Many code generators treat inline schemas as untyped values (Any or serde_json::Value), but Ploidy generates the same strongly-typed models for inline schemas as it does for named schemas. Inline schemas are named based on where they occur in the spec, and are namespaced in submodules within the parent schema module.
For example, given an operation with an inline response schema:
/users/{id}:
get:
operationId: getUser
parameters:
- name: id
in: path
required: true
schema:
type: string
responses:
'200':
description: Success
content:
application/json:
schema:
type: object
required: [id, email, name]
properties:
id:
type: string
email:
type: string
name:
type: stringPloidy generates:
impl Client {
pub async fn get_user(&self, id: &str) -> Result<types::GetUserResponse, Error> {
// ...
}
}
pub mod types {
#[derive(Debug, Clone, PartialEq, Eq, Hash, Default, Serialize, Deserialize)]
pub struct GetUserResponse {
pub id: String,
pub email: String,
pub name: String,
}
}The inline schema gets a descriptive name—in this case, GetUserResponse, derived from the operationId and its use as a response schema—and the same trait implementations and derives as any named schema. This "just works": inline schemas are first-class types in the generated code.
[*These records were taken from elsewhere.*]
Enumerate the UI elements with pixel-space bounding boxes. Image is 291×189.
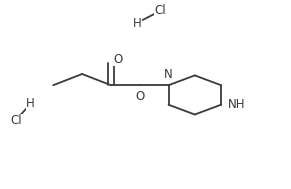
Text: H: H: [132, 17, 141, 30]
Text: H: H: [26, 97, 35, 110]
Text: NH: NH: [228, 98, 246, 111]
Text: N: N: [164, 68, 173, 81]
Text: O: O: [135, 90, 144, 103]
Text: O: O: [113, 53, 123, 66]
Text: Cl: Cl: [154, 4, 166, 17]
Text: Cl: Cl: [10, 114, 22, 127]
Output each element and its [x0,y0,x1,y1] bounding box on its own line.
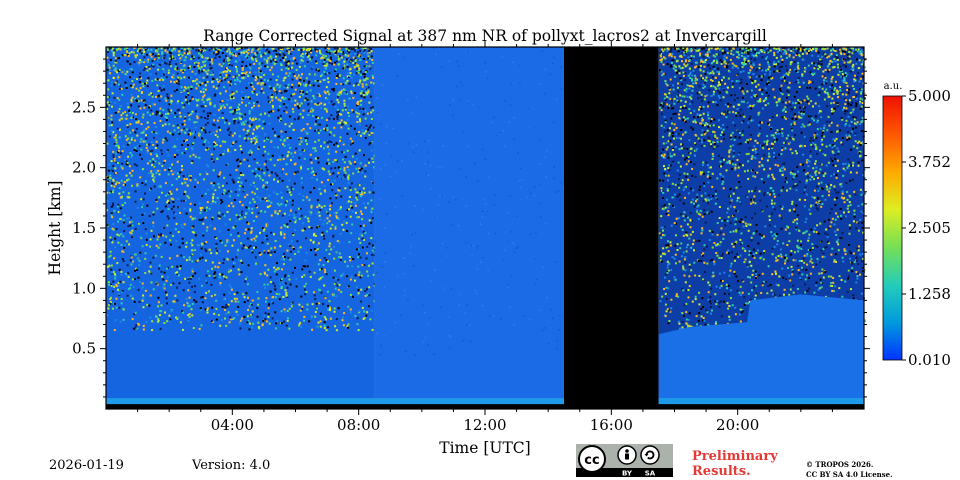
y-tick-label: 1.0 [72,279,96,297]
y-tick-label: 1.5 [72,219,96,237]
segment-noisy-morning [106,47,375,409]
x-tick-label: 08:00 [337,416,380,434]
cc-by-sa-badge: cc BY SA [576,444,673,477]
axes: 04:00 08:00 12:00 16:00 20:00 0.5 1.0 1.5 2.0 2.5 [72,41,870,434]
y-axis-label: Height [km] [46,181,64,276]
boundary-layer [658,294,864,409]
segment-no-data [563,47,659,409]
surface-layer-noisy-evening [658,398,864,405]
cc-logo-text: cc [584,453,599,468]
x-axis-label: Time [UTC] [439,439,530,457]
noise-noisy-morning [106,47,376,332]
by-attribution-icon [617,445,637,465]
x-tick-label: 20:00 [716,416,759,434]
colorbar-tick-label: 1.258 [908,285,951,303]
x-tick-label: 16:00 [590,416,633,434]
copyright-line1: © TROPOS 2026. [806,460,874,469]
cc-by-label: BY [622,470,633,478]
noise-clean-day [374,47,564,356]
preliminary-line2: Results. [692,464,751,479]
footer-date: 2026-01-19 [49,458,124,473]
preliminary-line1: Preliminary [692,449,778,464]
y-tick-label: 2.5 [72,98,96,116]
cc-sa-label: SA [645,470,656,478]
sa-share-alike-icon [640,445,660,465]
ground-band [106,404,864,409]
colorbar: a.u. 5.000 3.752 2.505 1.258 0.010 [882,81,951,369]
colorbar-tick-label: 5.000 [908,87,951,105]
surface-layer-noisy-morning [106,398,375,405]
copyright-notice: © TROPOS 2026. CC BY SA 4.0 License. [806,460,893,480]
x-tick-label: 12:00 [463,416,506,434]
colorbar-tick-label: 2.505 [908,219,951,237]
preliminary-results-label: Preliminary Results. [692,449,778,479]
segment-clean-day [374,47,564,409]
plot-area [106,47,866,409]
colorbar-tick-label: 0.010 [908,351,951,369]
copyright-line2: CC BY SA 4.0 License. [806,470,893,479]
footer-version: Version: 4.0 [192,458,271,473]
colorbar-gradient [882,95,903,361]
surface-layer-clean-day [374,398,564,405]
y-tick-label: 2.0 [72,159,96,177]
colorbar-unit: a.u. [884,81,903,92]
chart-title: Range Corrected Signal at 387 nm NR of p… [203,27,767,45]
colorbar-tick-label: 3.752 [908,153,951,171]
x-tick-label: 04:00 [211,416,254,434]
y-tick-label: 0.5 [72,340,96,358]
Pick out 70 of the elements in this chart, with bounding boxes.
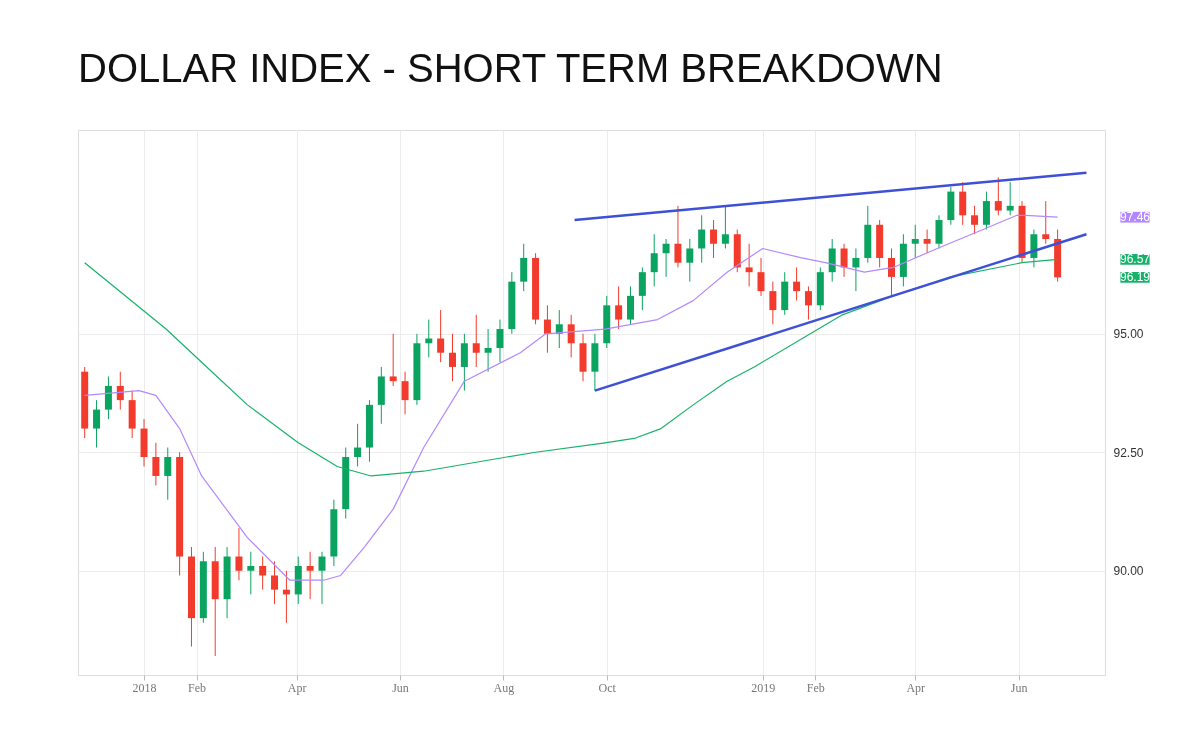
x-tick-label: 2018 xyxy=(132,680,157,695)
candlestick xyxy=(721,205,729,249)
candlestick xyxy=(555,309,563,349)
y-tick-label: 95.00 xyxy=(1113,327,1144,342)
line-series xyxy=(84,214,1059,581)
candlestick xyxy=(401,371,409,415)
candlestick xyxy=(567,314,575,358)
candlestick xyxy=(698,214,706,264)
x-tick-label: Jun xyxy=(392,680,409,695)
y-tick-label: 90.00 xyxy=(1113,564,1144,579)
x-tick-label: Feb xyxy=(188,680,207,695)
candlestick xyxy=(543,304,551,354)
candlestick xyxy=(982,191,990,231)
candlestick xyxy=(354,423,362,467)
candlestick xyxy=(757,257,765,297)
candlestick xyxy=(1030,229,1038,268)
candlestick xyxy=(804,285,812,321)
candlestick xyxy=(935,214,943,249)
candlestick xyxy=(852,247,860,292)
candlestick xyxy=(449,333,457,382)
candlestick xyxy=(164,447,172,501)
candlestick xyxy=(650,233,658,287)
text: 97.46 xyxy=(1119,210,1151,225)
candlestick xyxy=(615,285,623,330)
y-tick-label: 92.50 xyxy=(1113,445,1144,460)
candlestick xyxy=(259,556,267,591)
candlestick xyxy=(306,551,314,600)
candlestick xyxy=(662,238,670,278)
x-tick-label: Aug xyxy=(493,680,515,695)
candlestick xyxy=(235,527,243,581)
text: 96.57 xyxy=(1119,252,1151,267)
candlestick xyxy=(484,328,492,373)
x-tick-label: 2019 xyxy=(751,680,776,695)
candlestick xyxy=(840,243,848,278)
candlestick xyxy=(520,243,528,292)
candlestick xyxy=(674,205,682,268)
candlestick xyxy=(959,181,967,226)
candlestick xyxy=(472,314,480,368)
x-tick-label: Apr xyxy=(906,680,926,695)
candlestick xyxy=(911,224,919,259)
candlestick xyxy=(686,238,694,283)
candlestick xyxy=(745,243,753,287)
x-tick-label: Feb xyxy=(806,680,825,695)
candlestick xyxy=(1006,181,1014,216)
candlestick xyxy=(460,333,468,392)
candlestick xyxy=(271,560,279,605)
candlestick xyxy=(437,309,445,363)
candlestick xyxy=(793,266,801,302)
x-tick-label: Oct xyxy=(598,680,617,695)
candlestick xyxy=(247,551,255,595)
candlestick xyxy=(626,285,634,325)
candlestick xyxy=(318,551,326,605)
x-tick-label: Apr xyxy=(287,680,307,695)
text: 96.19 xyxy=(1119,270,1151,285)
candlestick xyxy=(710,219,718,259)
candlestick xyxy=(152,442,160,486)
candlestick xyxy=(769,281,777,325)
x-tick-label: Jun xyxy=(1010,680,1028,695)
candlestick xyxy=(923,229,931,254)
candlestick xyxy=(1042,200,1050,245)
candlestick xyxy=(638,266,646,311)
candlestick xyxy=(93,399,101,449)
candlestick xyxy=(104,375,112,420)
candlestick xyxy=(971,205,979,235)
candlestick xyxy=(888,247,896,297)
candlestick xyxy=(389,333,397,387)
candlestick xyxy=(496,319,504,363)
chart-title: DOLLAR INDEX - SHORT TERM BREAKDOWN xyxy=(78,46,943,90)
candlestick xyxy=(828,238,836,283)
candlestick xyxy=(994,176,1002,216)
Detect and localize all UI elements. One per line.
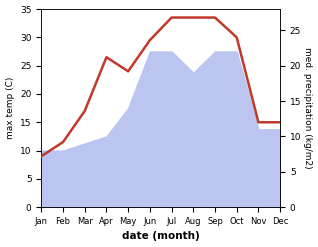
Y-axis label: max temp (C): max temp (C): [5, 77, 15, 139]
X-axis label: date (month): date (month): [122, 231, 200, 242]
Y-axis label: med. precipitation (kg/m2): med. precipitation (kg/m2): [303, 47, 313, 169]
We love contributions: issues, feature requests, discussions, code, documentation, and examples are all welcome!
If you find a case where Ploidy fails, or generates incorrect or unidiomatic code, please open an issue with your OpenAPI spec. For questions, or for planning larger contributions, please start a discussion.
Some areas where we'd especially love help:
- Additional examples with real-world specs.
- Test coverage, especially for edge cases.
- Documentation improvements.
We welcome LLM-assisted contributions, but hold them to the same quality bar: new code should fit the existing architecture, approach, and style. See AGENTS.md for coding agent guidelines.
Ploidy only targets Rust now, but its architecture is designed to support other languages. Our philosophy is to only support languages where we can:
- Generate code from valid syntax trees that are correct by construction, rather than from string templates.
- Leverage existing tools for those languages, like parsers, linters, and formatters, that are written in Rust.
- Maintain the same correctness guarantees and generated code quality as our Rust pipeline.
This does mean that Ploidy won't target every language. We'd rather support three languages perfectly than a dozen languages with gaps.
Ploidy is inspired by, learns from, and builds on the wonderful work of:
- The OpenAPI ecosystem: openapi-generator, Progenitor, and other code generators.
- The async Rust ecosystem: Tokio and Reqwest.
- The Rust parsing ecosystem:
quote,serde,syn, andwinnow. - Petgraph, a Rust graph data structure library that's Ploidy's secret sauce.
And yes, the name is a biology pun! Ploidy refers to the number of chromosome sets in a cell, and polyploidy is when cells have many chromosome sets...and polymorphic types have many forms through inheritance.